Thousands of workers marched in Labour Day rallies in Manila Tuesday, using burning effigies and chants to voice anger over Philippine President Rodrigo Duterte’s economic policies.
Waving red flags, unions zeroed in on what they say is a broken campaign promise from Duterte to get rid of short-term employment contracts, which deprive workers of better benefits and pay.
“We were taken for a ride,” the Workers Party said in a Labour Day statement as it vowed to continue fighting against the practice.
A giant demon in the role of Duterte was hauled by the protesters to the street fronting the presidential palace and torched.
Police said some 5,500 people attended the marches and that the events were “generally peaceful”.
The protests came despite Duterte announcing, in a Labour Day ceremony in the central Philippines, that he had signed an order strengthening regulations against short-term contracts.

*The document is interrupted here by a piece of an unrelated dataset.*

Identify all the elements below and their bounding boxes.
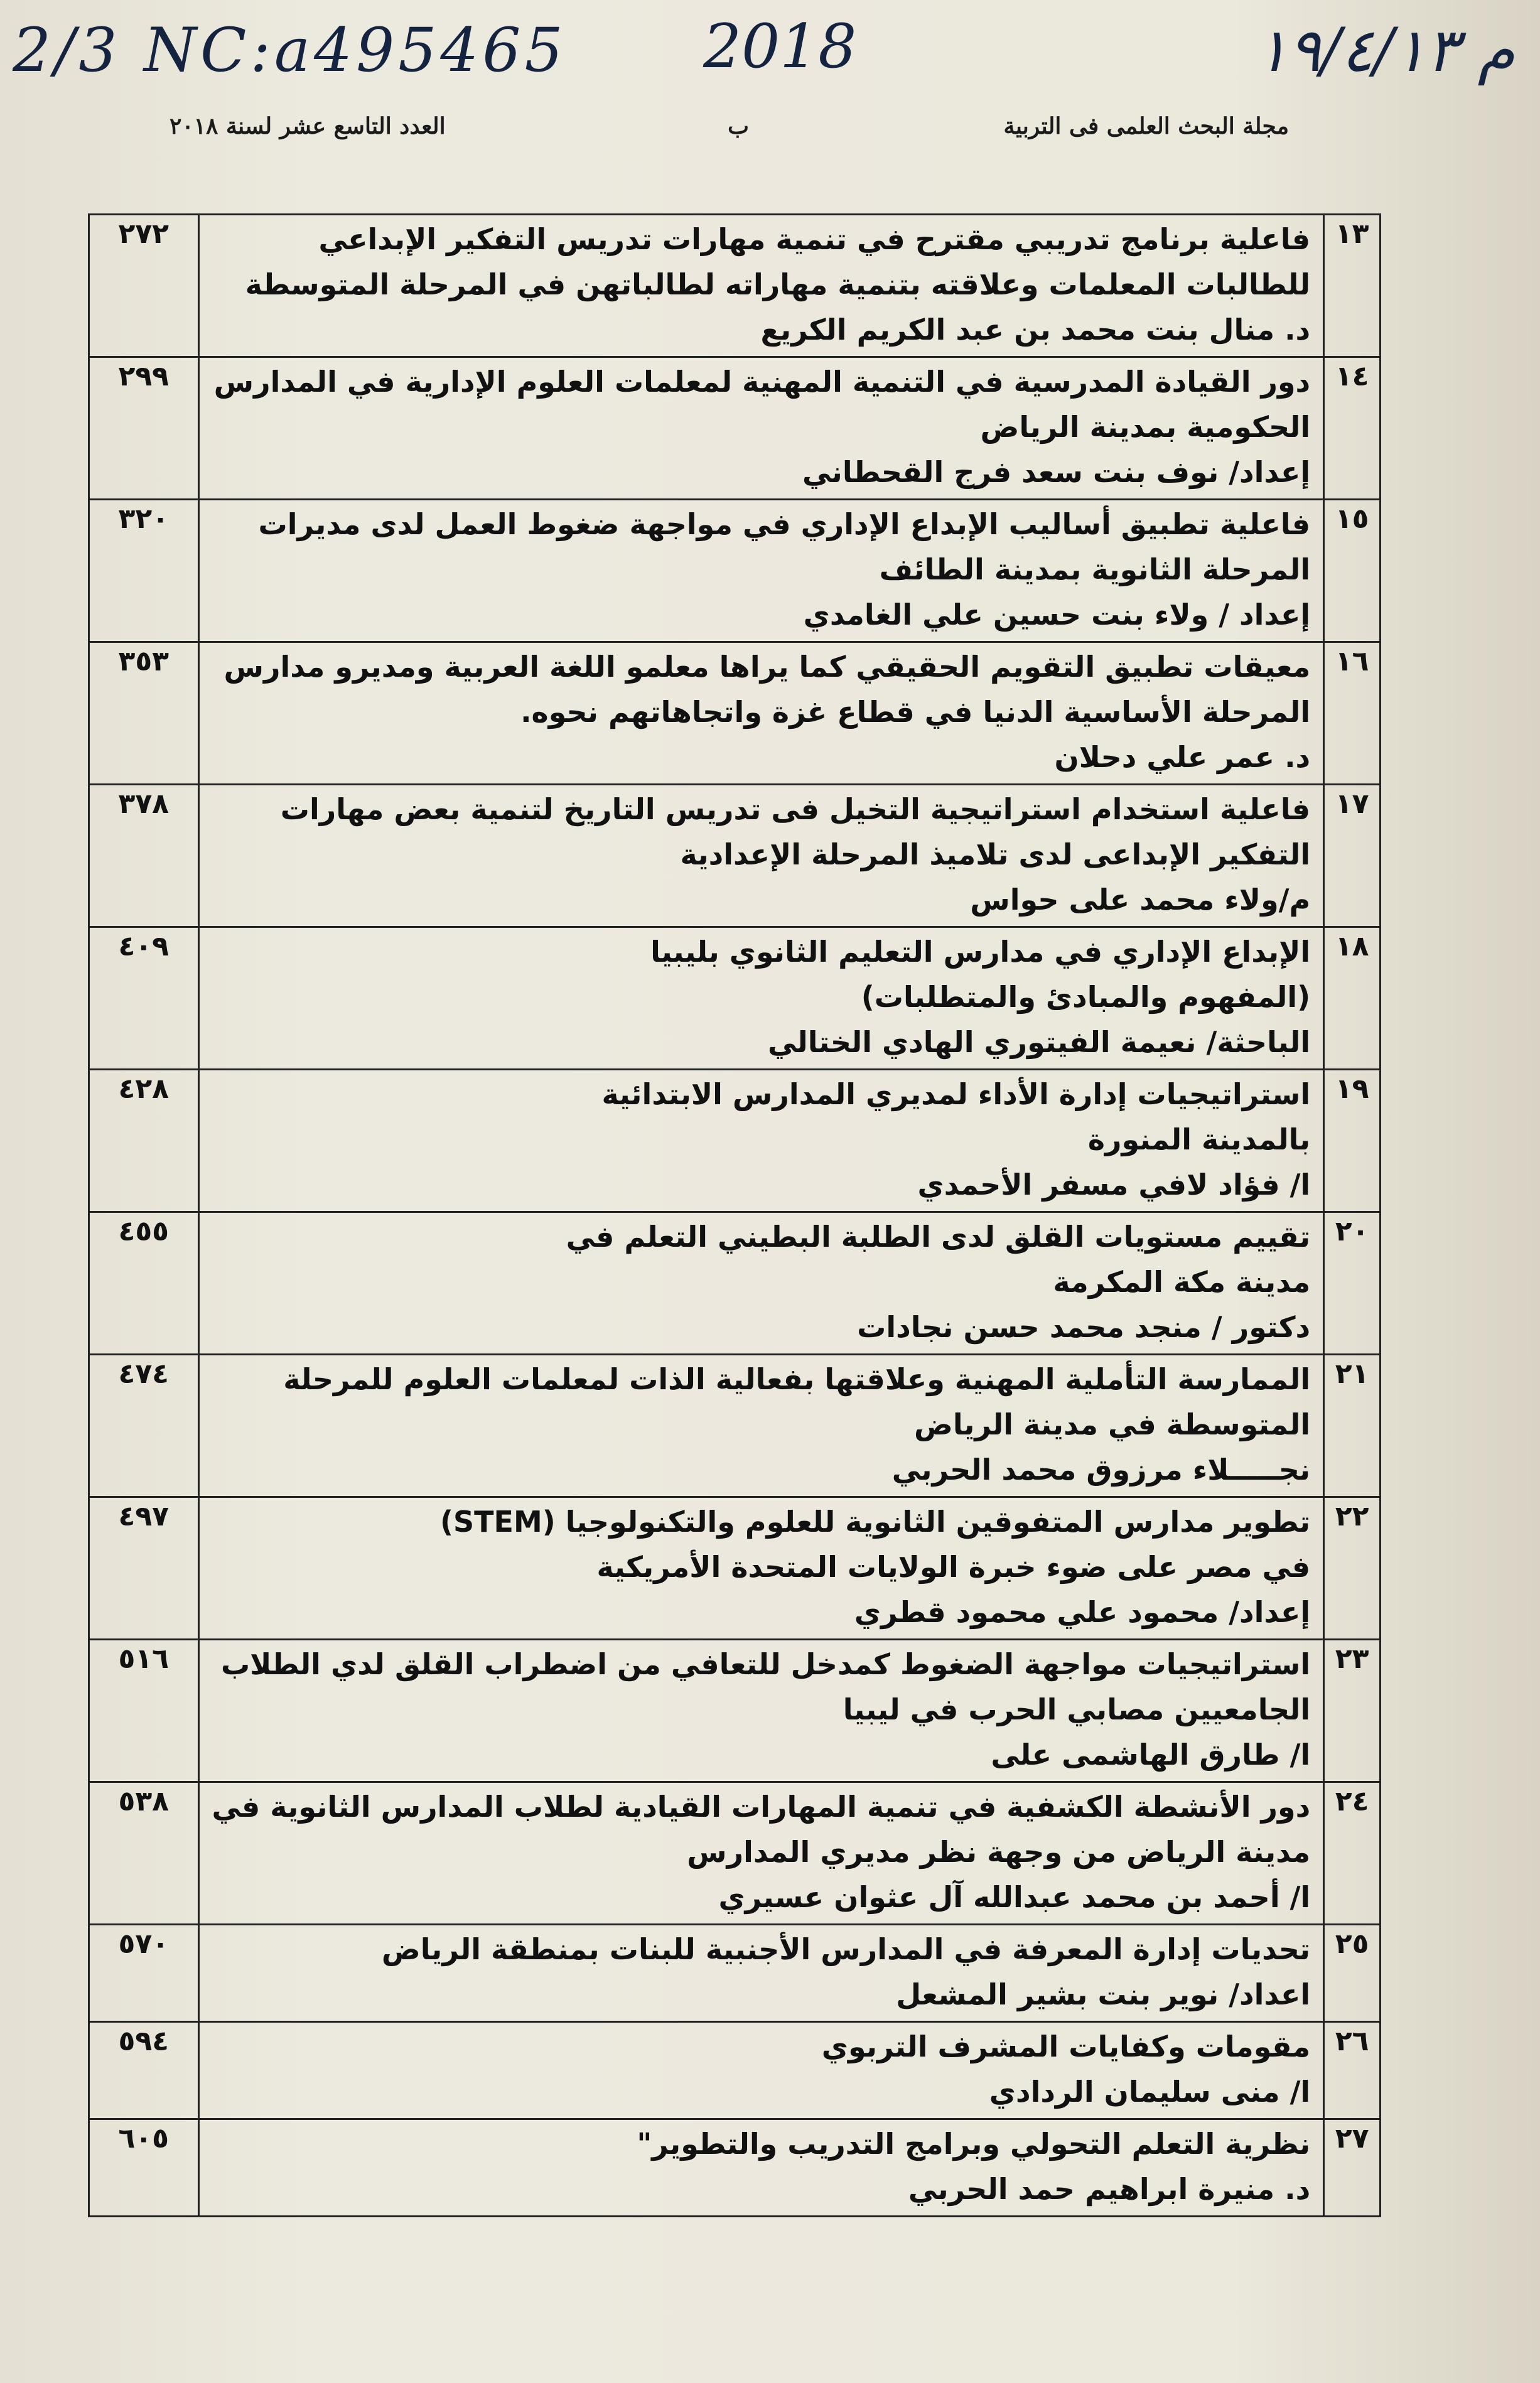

Duterte insisted he could not do more as this would require the legislature to revise labour laws.
“I remain firm in my commitment to put an end to… illegal” contracts, the president said.
Duterte’s newly signed order still allows companies to hire third-party agencies to provide contractual labour for limited periods, charged Dennis Sequena, a Workers Party official.
“He (Duterte) is favouring business. His order does not favour the workers. It allows contracting agencies (to fill) jobs that should be regularised,” he told AFP.
Labour groups in the Philippines accuse many companies of saving money by using short-term contractual workers to avoid paying higher wages and providing the legally required benefits due to regular workers.